The thing I get excited about with this recipe is the infusion of flavors - the variety of complimentary flavors and the variety of healthy and effective means to infuse them.  The chicken is poached with fresh herbs and spices, the cauliflower is roasted with olive oil, salt, pepper, and onions, and the pan-fried turkey bacon adds smokiness.  All this mixed with fresh green onions, thyme, and minced garlic gives you an aromatic salad that doesn't even need mayonnaise and mustard unless you're looking for something creamy.

This is easy to put together in 30 minutes or so, so here's the how-to's:

Oven-Roasted Cauliflower and Chicken Salad

2 large boneless skinless chicken breasts
24 oz. cauliflower florets
1/2 yellow onion, chopped
5 slices turkey bacon
6 oz. packaged broccoli slaw
2 green onions, chopped
7-10 bunches of fresh thyme
2 small cloves or 1 large clove garlic, minced or pressed
2 bay leaves
black peppercorns
olive oil, sea salt, and black pepper for oven roasting
optional: low-fat or fat-free mayonnaise and yellow mustard to taste, approx. equal parts each

Step 1:  Poaching the Chicken
Before preparing the chicken, preheat the oven to 500 degrees with a rack in the middle of the oven.  Place both chicken breasts in a sauce pan and sprinkle several peppercorns, the 2 bay leaves, and 2-3 bunches of thyme over both breasts.  Cover the chicken with water, place a lid on the pan, and set over medium-high heat on the stove.  Start step 2 while chicken is poaching.  Chicken should be cooked through after about 15 minutes; cut into one of the breasts to make sure they are cooked completely.  Remove from pan and set aside to cool.

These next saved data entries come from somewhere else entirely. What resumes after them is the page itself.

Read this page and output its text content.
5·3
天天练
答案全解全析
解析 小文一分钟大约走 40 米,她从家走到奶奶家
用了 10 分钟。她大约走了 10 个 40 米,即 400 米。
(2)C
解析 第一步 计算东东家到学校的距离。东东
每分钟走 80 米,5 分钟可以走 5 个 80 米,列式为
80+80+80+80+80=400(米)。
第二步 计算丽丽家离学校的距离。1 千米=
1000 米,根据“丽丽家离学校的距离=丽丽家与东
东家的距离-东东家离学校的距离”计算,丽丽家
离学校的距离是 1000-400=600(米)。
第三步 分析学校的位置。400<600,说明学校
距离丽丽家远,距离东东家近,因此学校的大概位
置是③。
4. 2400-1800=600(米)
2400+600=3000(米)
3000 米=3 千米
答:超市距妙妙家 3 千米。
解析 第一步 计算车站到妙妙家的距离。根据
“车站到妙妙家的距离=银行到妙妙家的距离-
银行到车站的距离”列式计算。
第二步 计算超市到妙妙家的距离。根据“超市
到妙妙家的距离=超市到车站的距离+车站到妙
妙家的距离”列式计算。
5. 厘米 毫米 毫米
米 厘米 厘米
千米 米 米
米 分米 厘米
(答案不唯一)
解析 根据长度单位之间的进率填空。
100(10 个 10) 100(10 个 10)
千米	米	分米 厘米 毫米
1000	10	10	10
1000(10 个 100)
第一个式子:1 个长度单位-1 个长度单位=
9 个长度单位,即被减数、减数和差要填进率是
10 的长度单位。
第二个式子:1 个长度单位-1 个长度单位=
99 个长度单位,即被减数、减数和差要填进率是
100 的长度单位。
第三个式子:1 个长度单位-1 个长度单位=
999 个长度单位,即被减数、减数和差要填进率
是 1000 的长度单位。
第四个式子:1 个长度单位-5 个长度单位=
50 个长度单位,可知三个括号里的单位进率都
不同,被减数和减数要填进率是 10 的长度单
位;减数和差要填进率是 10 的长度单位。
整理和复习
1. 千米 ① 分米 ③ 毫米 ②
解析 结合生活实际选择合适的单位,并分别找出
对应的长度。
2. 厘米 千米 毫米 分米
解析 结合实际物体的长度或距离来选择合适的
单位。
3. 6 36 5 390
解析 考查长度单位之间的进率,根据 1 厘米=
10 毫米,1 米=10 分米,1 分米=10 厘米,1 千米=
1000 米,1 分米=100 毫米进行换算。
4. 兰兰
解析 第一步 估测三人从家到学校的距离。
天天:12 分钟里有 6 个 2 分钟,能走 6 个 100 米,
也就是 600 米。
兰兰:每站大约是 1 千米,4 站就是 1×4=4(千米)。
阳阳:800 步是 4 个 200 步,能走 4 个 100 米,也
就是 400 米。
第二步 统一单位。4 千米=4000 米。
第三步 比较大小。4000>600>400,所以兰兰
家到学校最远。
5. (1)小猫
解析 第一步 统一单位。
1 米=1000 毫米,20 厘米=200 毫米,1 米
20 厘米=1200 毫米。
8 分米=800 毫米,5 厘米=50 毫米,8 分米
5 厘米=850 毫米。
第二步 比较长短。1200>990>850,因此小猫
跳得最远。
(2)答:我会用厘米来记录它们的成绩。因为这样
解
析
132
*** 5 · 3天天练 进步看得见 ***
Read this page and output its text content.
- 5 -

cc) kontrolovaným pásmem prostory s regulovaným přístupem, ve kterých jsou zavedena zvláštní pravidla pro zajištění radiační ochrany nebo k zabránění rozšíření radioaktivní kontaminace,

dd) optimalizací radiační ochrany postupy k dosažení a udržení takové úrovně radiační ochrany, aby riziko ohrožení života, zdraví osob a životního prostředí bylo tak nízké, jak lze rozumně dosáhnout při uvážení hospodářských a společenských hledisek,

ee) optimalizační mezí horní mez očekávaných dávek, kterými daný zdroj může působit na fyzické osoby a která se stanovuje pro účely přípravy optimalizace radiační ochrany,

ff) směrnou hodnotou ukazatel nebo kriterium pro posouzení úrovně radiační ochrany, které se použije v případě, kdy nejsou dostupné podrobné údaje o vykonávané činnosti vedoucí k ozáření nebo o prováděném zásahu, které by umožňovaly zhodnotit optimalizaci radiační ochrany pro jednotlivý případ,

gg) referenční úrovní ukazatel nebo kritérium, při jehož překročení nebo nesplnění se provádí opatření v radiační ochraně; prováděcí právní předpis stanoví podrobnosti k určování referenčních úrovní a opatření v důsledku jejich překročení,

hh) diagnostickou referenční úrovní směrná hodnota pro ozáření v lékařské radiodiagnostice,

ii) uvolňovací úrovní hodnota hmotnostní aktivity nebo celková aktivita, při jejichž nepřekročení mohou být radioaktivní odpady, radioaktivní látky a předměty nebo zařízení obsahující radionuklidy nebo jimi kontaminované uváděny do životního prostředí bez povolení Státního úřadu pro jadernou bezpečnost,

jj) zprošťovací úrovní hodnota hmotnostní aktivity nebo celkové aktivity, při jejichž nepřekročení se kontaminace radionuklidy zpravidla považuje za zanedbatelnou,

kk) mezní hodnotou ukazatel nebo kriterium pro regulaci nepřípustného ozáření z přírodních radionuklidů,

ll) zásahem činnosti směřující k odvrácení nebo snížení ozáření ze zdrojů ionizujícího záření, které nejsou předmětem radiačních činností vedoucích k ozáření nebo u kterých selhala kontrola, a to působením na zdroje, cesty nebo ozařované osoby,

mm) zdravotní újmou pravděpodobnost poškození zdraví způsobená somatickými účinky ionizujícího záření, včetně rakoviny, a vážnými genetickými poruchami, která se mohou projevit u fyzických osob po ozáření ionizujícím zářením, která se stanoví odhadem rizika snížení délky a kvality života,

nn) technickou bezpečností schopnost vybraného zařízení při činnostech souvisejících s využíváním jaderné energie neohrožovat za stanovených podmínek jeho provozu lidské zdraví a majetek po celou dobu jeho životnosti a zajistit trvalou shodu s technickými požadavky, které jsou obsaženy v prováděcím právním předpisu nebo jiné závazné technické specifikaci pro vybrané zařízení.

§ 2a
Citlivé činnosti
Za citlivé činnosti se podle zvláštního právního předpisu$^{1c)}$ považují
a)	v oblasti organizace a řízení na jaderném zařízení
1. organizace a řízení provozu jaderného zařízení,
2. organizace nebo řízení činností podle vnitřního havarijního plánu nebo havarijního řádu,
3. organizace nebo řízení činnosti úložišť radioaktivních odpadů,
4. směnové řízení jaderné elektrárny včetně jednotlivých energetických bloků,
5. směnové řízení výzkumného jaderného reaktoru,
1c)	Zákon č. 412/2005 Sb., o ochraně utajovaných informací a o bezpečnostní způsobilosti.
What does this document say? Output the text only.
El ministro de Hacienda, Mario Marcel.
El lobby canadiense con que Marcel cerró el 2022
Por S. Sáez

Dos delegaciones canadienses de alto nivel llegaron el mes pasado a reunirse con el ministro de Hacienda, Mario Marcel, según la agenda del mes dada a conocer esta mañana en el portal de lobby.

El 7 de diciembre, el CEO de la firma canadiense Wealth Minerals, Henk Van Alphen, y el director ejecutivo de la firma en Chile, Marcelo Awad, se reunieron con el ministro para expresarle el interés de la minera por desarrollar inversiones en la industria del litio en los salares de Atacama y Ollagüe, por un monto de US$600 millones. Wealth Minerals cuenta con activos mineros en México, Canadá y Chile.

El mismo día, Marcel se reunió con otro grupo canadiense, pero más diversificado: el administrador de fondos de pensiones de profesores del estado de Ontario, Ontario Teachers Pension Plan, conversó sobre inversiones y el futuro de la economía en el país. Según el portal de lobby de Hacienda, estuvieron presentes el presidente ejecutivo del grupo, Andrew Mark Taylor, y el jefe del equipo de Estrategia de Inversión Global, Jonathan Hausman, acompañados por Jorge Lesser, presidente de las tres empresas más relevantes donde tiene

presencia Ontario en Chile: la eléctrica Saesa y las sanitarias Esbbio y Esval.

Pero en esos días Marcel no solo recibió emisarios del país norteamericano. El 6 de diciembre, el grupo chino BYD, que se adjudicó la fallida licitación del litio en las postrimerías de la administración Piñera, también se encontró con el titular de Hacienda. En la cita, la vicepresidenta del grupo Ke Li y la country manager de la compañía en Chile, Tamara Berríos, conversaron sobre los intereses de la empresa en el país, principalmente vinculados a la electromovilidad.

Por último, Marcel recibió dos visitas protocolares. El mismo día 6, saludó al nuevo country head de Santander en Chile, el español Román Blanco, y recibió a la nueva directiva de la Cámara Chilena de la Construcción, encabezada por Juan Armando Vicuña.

Step 2: Roasting the Cauliflower
Using a baking pan with low sides, cover the pan with heavy duty aluminum foil.  Spread the cauliflower florets and 1/2 chopped yellow onion on the foil, cutting the larger florets into bite-sized pieces.  Once the salad is assembled you will want the chicken and the cauliflower pieces to be of similar size.  Sprinkle the cauliflower liberally with olive oil, which will permit it to brown well, and with sea salt and black pepper.  Roast in the oven for 10-15 minutes, checking for your preference of tenderness.  Set aside to cool while you prepare the remaining ingredients.  
Side note: This method of roasting vegetables results in a great easy side dish on its own! Cooking times will vary from 5-15 minutes depending on the kind of vegetable and desired tenderness.

Step 3: Assembling the Salad
Heat up a frying pan and brown the slices of turkey bacon on each side.  Slice up the bacon into small bits.  Cut the chicken breasts in bite-sized chunks.  In a large mixing bowl, combine bacon, broccoli slaw, chopped green onions, minced garlic, chicken chunks, cauliflower and yellow onions, and thyme leaves stripped off 5-7 thyme bunches.  Stir well.  Add mayonnaise and mustard to taste if desired.

Serve alone, in lettuce wraps, or in pita halves and enjoy!